Something interesting has happened in this country over the last decade, and it is shown below in one of my favorite statistics. There is much talk in the media about this or that group paying their "fair share" of taxes, but as is usually true in the media, there are depressingly few facts in these articles. This is strange, since there are several government reports that pretty clearly outline the share of taxes paid by various income brackets. The numbers below are from a Congresional Budget Office Report, but the same numbers are buried in the IRS web site as well.

For 2003, the estimated share of total individual income taxes paid by:

Wealthiest 1%: 33.6%
Wealthiest 5%: 55.1%
Wealthiest 10%: 67.9%
Wealthiest 20%: 83.0%
Wealthiest 40%: 97.8%
Wealthiest 60%: 103.0%

The way to read this is that the wealthiest 10% of taxpayers pay 67.9% of the country's individual income taxes. And yes, that 103% is not a typo - the bottom 40% in income as a group pay negative personal income taxes (because of the EITC).

This leads to the following fascinating conclusion: Half of the people in this country pay more than 100% of the personal income taxes. The other half get, as a group, a free ride (though there are individuals in this group that pay paxes, net, as a group, they do not). We are basically at the point in this country where 51% of voters could vote themselves all kinds of new programs and benefits knowing that the other 49% have to pay for them.

Extra Credit Exercise: Given the numbers above, and all the talk about "tax cuts for the rich", craft an income tax cut that does not disproportionately benefit the top half of the income spectrum.

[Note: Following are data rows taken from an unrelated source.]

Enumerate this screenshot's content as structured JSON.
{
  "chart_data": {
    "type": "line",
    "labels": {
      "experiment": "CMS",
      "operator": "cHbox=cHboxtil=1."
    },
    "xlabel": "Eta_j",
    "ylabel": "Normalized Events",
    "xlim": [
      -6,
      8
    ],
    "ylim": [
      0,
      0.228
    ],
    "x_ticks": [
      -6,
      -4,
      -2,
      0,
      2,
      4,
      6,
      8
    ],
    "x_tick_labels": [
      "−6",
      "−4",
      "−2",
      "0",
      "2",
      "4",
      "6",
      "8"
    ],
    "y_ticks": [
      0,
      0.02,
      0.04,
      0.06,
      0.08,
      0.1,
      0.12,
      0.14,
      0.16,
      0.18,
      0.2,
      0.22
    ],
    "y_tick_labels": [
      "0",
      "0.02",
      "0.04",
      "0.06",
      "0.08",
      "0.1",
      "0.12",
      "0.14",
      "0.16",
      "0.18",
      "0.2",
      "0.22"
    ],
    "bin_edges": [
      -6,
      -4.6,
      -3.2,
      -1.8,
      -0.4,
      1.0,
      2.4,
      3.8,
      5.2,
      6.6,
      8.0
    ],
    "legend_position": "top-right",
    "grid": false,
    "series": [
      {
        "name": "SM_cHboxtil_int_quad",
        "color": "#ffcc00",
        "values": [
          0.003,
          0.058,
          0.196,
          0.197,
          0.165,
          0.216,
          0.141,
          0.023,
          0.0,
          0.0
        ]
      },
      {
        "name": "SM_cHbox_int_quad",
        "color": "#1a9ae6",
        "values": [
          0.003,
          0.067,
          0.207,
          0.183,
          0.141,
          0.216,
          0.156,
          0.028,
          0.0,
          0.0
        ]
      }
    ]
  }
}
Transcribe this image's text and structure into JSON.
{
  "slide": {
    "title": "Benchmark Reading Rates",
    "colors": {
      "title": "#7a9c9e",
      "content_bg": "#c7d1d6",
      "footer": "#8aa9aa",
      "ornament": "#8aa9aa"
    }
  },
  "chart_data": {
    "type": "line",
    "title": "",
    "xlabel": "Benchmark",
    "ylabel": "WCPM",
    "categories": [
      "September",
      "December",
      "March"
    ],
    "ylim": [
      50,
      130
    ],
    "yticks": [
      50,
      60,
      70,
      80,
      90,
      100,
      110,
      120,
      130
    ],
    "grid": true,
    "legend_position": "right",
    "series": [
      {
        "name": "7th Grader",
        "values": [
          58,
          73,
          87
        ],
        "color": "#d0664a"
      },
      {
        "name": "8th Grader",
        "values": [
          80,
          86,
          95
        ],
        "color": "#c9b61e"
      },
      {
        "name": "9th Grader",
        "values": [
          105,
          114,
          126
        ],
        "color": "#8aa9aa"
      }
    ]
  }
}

Hard, huh? The same CBO report had an interesting comparison. They estimated what these same numbers would have been without the recent tax cuts. Without the "George Bush tax cuts that unjustly benefit the rich" these same numbers in 2003 would have been:

Wealthiest 1%: 31.9%
Wealthiest 5%: 51.8%
Wealthiest 10%: 63.9%

OOPS - Coyote, that can't be right? That means that the wealthiest people pay a higher share of income taxes after the Bush tax cuts. That must mean that the tax cuts disproportionately helped the lower income brackets? Can that be right?

Yes, thats right. Without the Bush tax cut, the top 60% would have paid 99.9% of all individual income taxes. Now, after the tax cut, they pay 103%, meaning the bottom 40% have gone from paying about 0% to actually getting a bunch of money in net EITC.

Which just goes to prove a related point I make a lot - agree with him or disagree with him, G.W. Bush has got to be one of the worst presidential communicators in recent memory. For further proof, see debate #1.

Interestingly, John Kerry used this same report to say that these tax cuts shifted the burden of taxation to the middle class. And, in one way, he is right, though not in the way that his statement is generally interpreted. For more, see part 2, coming soon. (hint - think total taxes, not just income taxes)

UPDATE

Reason, my favorite libertarian rag, has a related analysis from Nick Gillespie and Mike Snell here. I don't think I trust either Bush or Kerry on fiscal discipline. Neither, apparently, do Gillespie and Snell:

But the fact remains that Bush's cuts have reduced the amount of income tax we all pay. Though Kerry will certainly suggest otherwise in Friday's debate, the trouble with Bush's budget policy isn't that he cut income taxes. It's that he hasn't cut spending. Indeed, perhaps the strongest case for electing Kerry may be that he will usher in an age of divided government that will restrain federal spending and the various problems that accompany it.

UPDATE #2

Fixed an unbelievably bad triple negative - Even I could not figure out what I was trying to say.